Located on a serene side street surrounded by grand residential homes in Budapest’s Palace Quarter, Fülemüle feels a world away from the boisterous party town that its neighbor, District 7, has become. There are things to like about Fülemüle, most of all the snug place and offbeat location of this family-run restaurant founded in 2000 and specialized in Hungarian-Jewish cuisine. The cholent, this knockout of a Shabbat dish is advertized as the specialty of the house. If it wasn't for the stuffed goose neck (helzel) perching atop the slow-cooked beans and pearl barley, it wouldn't leave much of an impression. The cholent comes in a variety of permutations, some with goose leg, others with foie gras, and fiery chili heat, but the classic version is the one to go for. Beware, portions are huge.
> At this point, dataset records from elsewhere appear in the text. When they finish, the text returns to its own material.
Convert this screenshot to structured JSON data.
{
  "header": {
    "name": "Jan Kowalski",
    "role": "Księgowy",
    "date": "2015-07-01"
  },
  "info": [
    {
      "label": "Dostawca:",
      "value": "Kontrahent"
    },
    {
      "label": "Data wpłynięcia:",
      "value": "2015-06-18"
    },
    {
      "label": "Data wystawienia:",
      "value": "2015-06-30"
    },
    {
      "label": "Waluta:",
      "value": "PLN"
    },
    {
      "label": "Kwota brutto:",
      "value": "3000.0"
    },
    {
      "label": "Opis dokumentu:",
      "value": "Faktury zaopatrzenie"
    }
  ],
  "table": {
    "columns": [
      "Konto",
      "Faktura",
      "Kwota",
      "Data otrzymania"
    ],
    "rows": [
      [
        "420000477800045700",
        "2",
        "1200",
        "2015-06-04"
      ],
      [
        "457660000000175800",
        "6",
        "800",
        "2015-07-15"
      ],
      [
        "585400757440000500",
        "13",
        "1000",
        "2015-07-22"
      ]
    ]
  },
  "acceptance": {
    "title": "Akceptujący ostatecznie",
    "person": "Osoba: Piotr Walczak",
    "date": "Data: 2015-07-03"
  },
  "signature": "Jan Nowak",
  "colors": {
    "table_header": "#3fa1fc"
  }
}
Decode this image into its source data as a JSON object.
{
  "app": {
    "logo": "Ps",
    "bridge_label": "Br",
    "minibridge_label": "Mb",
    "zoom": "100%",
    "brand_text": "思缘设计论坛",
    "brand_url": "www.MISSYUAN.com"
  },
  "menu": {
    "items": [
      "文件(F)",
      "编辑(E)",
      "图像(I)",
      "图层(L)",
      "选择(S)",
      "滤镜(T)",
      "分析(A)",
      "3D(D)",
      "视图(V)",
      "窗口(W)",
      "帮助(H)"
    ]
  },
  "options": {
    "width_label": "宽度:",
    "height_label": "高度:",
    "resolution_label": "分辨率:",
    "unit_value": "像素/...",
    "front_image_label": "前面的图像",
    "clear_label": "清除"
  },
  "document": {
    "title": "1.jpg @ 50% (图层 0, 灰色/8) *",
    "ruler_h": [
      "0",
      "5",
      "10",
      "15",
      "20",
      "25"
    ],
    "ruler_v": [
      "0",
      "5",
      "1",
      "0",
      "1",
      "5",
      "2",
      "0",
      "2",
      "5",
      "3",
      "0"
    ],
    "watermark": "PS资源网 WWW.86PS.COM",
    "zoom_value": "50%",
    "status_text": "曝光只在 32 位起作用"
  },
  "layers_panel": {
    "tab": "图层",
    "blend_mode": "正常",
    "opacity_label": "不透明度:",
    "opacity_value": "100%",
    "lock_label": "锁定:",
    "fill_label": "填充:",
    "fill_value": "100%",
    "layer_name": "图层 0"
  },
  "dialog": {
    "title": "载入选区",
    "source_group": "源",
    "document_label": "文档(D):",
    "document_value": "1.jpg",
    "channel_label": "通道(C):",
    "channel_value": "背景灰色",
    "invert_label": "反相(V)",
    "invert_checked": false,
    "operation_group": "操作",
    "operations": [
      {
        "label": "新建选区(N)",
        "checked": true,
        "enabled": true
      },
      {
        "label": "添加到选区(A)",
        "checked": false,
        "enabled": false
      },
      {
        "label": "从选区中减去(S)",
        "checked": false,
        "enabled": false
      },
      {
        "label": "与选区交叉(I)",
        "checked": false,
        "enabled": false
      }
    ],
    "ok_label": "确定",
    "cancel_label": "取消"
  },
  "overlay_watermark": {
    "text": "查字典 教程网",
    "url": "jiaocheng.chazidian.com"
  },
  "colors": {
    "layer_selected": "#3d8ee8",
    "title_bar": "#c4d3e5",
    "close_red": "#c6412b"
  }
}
The other standout is the matzo ball soup. At Fülemüle matzo crumble, ground ginger, and goose fat give the matzo balls a solid texture and a distinctly punchy flavor (the soup has earned raves from the New York Times too). The “Jewish eggs” salad is a bit too heavy on goose fat, but when spread on the toasted bread and topped with red onions it becomes a fine appetizer. For dessert, the signature of the house is a fried matzo cake filled with walnut spread beneath a glaze of biscuit crumbs and rum-infused hot chocolate. That’s right.
It’s not entirely clear whether the ‘90s post-communist furnishing is a tourist bait to create some lingering nostalgia, or the owners just prioritize the kitchen over interior design. Whatever the answer may be, expect an eclectic style with PVC wall paneling, swarms of family and celebrity photos on the walls, a glass cabinet with ornate seder plates, and oversized “free wifi” signs. The diners comprise a cross section of middle class (Jewish) locals mixed with tourists who found Fülemüle in Lonely Planet’s Budapest guide.